West Ham United 6 Arsenal 0
Football League First Division, Boleyn Ground, Saturday 5 November 196
West Ham United: Rhodes, Moore, Bond, Lyall, Brown, Malcolm, Dunmore, Woodley, Grice, Dick, Woosnam
Arsenal: Kelsey, Wills, McCullough, Snedden, Barnwell, Docherty, Haverty, Herd, Charles, Strong, Groves
The late 1950s saw West Ham United end their long and unwanted stay in Football League Division Two with the title and promotion in 1958. The following season, the Hammers finished sixth in Division One, three places behind London rivals Arsenal. The Gunners were seven-times champions of England, winning their most-recent title in 1953, while West Ham had never finished higher than the sixth-place they achieved in 1959. While the 1960/61 season was far from the most vintage in Arsenal’s history, in prolific Scotland forward David Herd the Gunners still possessed one of the best strikers in the English top-flight. Herd, who would score 30 goals that season, was in the Arsenal line-up when the north Londoners made the short trip to the Boleyn Ground on Guy Fawkes’ Day 1960. Alongside him was another Scot who would go on to reach great heights as a manager, right half Tommy Docherty, Wales captain Mel Charles and his long-serving compatriot and goalkeeper Jack Kelsey.
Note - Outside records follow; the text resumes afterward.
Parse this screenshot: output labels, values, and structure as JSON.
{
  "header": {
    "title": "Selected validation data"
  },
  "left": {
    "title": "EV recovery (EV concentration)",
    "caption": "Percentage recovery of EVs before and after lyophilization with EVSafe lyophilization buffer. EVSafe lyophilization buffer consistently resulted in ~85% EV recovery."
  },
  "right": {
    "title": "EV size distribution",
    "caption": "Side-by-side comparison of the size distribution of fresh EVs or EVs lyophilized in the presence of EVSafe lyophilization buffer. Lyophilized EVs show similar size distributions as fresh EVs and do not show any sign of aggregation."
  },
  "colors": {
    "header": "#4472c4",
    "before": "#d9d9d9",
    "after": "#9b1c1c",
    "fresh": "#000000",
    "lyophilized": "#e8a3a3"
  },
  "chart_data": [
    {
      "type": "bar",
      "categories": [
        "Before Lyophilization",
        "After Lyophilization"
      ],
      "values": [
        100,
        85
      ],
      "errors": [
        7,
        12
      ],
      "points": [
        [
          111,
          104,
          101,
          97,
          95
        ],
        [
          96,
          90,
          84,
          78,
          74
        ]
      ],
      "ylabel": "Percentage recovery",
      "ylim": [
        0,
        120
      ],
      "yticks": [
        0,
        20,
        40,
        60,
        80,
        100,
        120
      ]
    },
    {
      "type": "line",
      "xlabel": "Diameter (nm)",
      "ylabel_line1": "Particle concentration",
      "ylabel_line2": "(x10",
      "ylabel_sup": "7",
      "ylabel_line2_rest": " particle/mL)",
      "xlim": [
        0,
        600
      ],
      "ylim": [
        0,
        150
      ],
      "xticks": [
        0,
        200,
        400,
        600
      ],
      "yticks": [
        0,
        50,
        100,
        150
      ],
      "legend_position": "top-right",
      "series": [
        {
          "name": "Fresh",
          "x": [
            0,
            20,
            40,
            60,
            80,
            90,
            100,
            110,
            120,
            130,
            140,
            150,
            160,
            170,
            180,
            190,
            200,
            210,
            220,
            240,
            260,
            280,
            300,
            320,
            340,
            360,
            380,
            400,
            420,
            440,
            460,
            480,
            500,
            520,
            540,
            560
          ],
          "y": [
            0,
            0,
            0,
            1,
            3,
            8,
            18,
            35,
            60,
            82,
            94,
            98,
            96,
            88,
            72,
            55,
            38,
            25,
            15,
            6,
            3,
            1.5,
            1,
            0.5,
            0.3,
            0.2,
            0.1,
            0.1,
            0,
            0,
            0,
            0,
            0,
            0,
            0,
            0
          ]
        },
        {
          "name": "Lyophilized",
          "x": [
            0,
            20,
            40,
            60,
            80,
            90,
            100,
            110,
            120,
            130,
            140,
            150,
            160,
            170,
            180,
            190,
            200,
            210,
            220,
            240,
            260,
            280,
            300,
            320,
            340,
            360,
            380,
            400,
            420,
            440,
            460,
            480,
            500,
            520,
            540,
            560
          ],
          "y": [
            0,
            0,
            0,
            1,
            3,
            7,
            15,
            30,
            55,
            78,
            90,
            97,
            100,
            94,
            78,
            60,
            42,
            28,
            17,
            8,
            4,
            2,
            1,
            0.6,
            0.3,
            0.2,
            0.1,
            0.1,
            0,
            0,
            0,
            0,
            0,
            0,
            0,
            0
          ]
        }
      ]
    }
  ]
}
West Ham’s starting XI included a number of players who would go on to become household names – Bobby Moore and Ken Brown in defence, John Dick in attack and left-back John Lyall, who would go on to manage the Hammers from 1974 until 1989. The man who took centre-stage against George Swindlin’s Arsenal was a Cumberland-born former York City forward signed from the Gunners’ great rivals Tottenham Hotspur in March 1960. Dave Dunmore was born in the footballing outpost of Whitehaven, a town on the coast overlooking the wild Irish Sea, before joining York as a teenager. After scoring 25 goals in just 48 league appearances, Dunmore was signed by Spurs for a club-record £10,500 fee in February 1954 – the same month he celebrated his 20th birthday. Over the next six years, Dunmore would find his opportunities at White Hart Lane somewhat limited, mainly due to the presence of the outstanding Bobby Smith, but he did manage to score 23 times in 75 league games for the Lillywhites. While Smith and company were busy putting together a season that would ultimately end in them becoming the first side in the 20th century to do the ‘Double’, Dunmore set about scoring goals for West Ham. After netting twice at the tail-end of the 1959/60 campaign, the 26-year-old enjoyed a fine 1960/61 campaign, scoring 16 times in 30 matches in all competitions – including a run of eleven goals in eight successive games between 24 October and 17 December 1960.